Foi a vez do tenente interrogar o ferido:
— Há mais sobreviventes?
Por momentos o moribundo deu a impressão de que não responderia. Mas fazendo um supremo esforço, o último, moveu a cabeça, tristemente, de um lado para o outro. Depois, lançando um grito rouco, que lhe saiu do mais fundo do seu peito, tentou erguer-se, apoiando os braços na cama onde jazia. Abriu os olhos desmesuradamente, ao mesmo tempo que estes adquiriam uma cor vítrea que não deixava margem para quaisquer esperanças. Depois, com a boca aberta, como se quisesse respirar todo o ar que já não podia entrar nos seus pulmões, permaneceu um par de segundos naquela estranha e trágica posição. Caiu finalmente para trás e, inclinando a cabeça para o lado direito, ficou imóvel para sempre.
A mão do médico continuava pousada sobre o tórax do ancião.
— Morreu — anunciou.
Olson olhou o pobre velho com simpatia.

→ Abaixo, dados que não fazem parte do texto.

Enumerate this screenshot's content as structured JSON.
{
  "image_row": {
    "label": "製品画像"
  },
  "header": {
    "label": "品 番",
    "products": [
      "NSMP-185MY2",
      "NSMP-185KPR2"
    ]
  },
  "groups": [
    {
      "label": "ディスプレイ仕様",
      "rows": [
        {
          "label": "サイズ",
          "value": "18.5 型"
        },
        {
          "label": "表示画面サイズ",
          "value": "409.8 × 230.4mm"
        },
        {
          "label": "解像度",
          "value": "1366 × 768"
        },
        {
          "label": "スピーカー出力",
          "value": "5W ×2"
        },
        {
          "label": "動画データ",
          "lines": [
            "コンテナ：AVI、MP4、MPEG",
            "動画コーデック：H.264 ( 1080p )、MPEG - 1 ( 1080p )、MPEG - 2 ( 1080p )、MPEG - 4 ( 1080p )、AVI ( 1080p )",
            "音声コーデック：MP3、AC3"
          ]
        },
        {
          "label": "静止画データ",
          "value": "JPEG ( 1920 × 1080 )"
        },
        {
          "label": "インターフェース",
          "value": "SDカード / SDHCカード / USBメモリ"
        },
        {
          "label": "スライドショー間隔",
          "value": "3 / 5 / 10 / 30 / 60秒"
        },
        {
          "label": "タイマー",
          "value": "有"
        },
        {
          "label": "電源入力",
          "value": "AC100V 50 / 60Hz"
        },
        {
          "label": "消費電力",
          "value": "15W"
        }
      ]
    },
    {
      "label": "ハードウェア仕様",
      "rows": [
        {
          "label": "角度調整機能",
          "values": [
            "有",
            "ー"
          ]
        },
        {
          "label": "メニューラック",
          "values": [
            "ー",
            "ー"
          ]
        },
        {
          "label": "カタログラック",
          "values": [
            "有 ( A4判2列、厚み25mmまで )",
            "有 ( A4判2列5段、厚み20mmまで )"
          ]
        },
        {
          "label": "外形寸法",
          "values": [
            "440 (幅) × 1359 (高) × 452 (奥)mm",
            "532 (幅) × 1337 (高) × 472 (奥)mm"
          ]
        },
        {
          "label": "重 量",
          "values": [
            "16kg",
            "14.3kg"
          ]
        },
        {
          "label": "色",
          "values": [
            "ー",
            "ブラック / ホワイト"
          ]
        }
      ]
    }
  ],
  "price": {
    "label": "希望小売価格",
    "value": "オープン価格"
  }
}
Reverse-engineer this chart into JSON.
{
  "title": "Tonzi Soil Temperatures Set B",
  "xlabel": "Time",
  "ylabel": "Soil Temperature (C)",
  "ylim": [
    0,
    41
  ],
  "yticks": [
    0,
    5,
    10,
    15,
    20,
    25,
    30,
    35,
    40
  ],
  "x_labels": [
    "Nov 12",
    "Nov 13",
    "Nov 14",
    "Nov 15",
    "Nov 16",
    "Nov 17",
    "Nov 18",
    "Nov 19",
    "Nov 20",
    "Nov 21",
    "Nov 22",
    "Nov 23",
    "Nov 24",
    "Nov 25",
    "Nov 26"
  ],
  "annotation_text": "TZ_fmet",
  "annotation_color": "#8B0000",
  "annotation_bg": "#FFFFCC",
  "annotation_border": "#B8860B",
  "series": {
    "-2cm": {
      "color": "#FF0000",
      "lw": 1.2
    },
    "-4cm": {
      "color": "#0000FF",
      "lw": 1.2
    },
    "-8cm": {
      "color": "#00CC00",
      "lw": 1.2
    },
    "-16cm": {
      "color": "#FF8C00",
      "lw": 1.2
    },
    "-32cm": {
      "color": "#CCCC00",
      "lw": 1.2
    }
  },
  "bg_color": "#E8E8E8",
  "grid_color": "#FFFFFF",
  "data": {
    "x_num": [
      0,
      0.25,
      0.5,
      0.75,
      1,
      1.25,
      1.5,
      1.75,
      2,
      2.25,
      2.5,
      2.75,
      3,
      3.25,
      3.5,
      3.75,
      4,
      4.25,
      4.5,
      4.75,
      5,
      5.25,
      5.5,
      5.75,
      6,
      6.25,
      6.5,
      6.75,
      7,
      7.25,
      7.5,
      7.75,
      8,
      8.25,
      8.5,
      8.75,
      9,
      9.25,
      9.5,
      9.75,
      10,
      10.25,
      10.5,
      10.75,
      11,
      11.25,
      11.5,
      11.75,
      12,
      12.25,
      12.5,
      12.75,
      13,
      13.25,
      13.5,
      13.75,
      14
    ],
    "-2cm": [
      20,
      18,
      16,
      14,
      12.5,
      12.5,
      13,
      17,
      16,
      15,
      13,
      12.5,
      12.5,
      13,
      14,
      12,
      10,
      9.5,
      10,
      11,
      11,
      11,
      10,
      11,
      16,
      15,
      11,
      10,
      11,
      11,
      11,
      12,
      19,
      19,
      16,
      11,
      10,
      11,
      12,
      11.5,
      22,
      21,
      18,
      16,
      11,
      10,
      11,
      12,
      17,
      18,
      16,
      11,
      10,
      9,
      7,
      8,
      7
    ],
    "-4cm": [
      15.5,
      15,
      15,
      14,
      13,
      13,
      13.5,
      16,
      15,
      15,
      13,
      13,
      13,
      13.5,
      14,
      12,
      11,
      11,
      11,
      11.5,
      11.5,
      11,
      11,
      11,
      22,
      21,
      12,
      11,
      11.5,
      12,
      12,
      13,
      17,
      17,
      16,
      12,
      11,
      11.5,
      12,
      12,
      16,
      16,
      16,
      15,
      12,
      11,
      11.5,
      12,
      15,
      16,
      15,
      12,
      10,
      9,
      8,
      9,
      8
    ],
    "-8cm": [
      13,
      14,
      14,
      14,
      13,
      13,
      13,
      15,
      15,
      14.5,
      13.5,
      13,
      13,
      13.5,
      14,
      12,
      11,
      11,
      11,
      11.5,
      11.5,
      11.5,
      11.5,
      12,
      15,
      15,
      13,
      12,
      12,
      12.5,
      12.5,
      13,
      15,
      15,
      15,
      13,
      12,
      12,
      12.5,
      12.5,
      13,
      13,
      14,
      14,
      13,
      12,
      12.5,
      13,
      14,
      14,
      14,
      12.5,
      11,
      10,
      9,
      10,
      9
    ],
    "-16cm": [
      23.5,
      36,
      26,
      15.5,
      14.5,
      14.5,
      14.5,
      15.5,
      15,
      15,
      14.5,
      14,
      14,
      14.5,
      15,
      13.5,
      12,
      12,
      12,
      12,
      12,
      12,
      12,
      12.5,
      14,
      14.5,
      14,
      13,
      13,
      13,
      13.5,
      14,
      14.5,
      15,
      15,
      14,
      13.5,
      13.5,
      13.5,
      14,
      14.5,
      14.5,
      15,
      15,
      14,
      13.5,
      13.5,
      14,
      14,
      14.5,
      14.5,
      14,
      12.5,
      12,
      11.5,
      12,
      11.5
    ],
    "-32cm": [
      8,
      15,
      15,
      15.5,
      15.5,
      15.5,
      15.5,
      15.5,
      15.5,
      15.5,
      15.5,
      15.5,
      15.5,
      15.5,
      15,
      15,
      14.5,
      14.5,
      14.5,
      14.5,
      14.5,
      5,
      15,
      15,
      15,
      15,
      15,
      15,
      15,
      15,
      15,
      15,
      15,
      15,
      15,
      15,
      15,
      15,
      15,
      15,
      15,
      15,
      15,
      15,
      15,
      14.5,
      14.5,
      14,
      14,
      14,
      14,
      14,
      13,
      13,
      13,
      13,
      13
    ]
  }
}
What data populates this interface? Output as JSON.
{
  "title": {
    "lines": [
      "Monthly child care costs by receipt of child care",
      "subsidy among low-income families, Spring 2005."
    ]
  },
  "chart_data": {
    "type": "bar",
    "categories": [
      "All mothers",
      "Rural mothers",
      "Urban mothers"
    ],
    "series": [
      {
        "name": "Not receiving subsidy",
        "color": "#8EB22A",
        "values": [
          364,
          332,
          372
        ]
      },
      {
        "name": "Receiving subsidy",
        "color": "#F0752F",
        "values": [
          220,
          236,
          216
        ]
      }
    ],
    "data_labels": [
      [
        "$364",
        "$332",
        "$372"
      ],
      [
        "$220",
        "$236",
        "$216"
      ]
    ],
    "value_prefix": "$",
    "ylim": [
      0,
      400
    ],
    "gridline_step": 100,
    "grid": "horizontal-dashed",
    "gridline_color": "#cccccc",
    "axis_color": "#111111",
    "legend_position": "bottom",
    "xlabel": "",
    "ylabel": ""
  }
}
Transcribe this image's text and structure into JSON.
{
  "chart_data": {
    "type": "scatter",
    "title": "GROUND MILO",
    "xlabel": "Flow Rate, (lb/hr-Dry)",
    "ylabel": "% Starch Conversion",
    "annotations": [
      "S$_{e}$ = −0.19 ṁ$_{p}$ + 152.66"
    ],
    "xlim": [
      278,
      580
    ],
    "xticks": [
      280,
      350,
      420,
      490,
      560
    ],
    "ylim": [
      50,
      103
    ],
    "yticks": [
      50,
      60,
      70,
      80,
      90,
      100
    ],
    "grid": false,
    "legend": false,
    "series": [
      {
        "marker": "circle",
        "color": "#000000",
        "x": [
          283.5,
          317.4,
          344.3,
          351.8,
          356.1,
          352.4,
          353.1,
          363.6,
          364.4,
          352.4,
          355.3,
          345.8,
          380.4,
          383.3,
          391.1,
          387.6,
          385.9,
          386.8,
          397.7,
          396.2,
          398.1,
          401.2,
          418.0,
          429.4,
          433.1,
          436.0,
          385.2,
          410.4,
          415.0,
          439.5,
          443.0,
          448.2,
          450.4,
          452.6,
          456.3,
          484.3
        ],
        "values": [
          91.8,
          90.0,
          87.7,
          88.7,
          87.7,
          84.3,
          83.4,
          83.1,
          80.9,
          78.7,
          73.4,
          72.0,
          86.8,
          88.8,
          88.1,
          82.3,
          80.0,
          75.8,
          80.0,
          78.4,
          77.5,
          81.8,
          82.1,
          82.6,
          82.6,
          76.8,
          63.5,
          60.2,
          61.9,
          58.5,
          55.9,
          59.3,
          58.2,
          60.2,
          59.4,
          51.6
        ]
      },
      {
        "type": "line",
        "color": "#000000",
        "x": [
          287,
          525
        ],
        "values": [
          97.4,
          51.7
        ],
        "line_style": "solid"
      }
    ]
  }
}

O seu corpo desnudado mostrava bem que apesar de a idade continuava a ser um homem forte, que viveria muitos anos se a morte não o atingisse de modo tão violento. Uma vida ceifada sem proveito algum... Como outras que, tal como dissera antes de morrer, haviam sido destruídas para sempre naquela terra onde a erva, inclusive sob um sol de fogo, era alta e se movia como o dorso imenso de um animal gigantesco.
— Maldito Jimeno; — resmungou o sargento.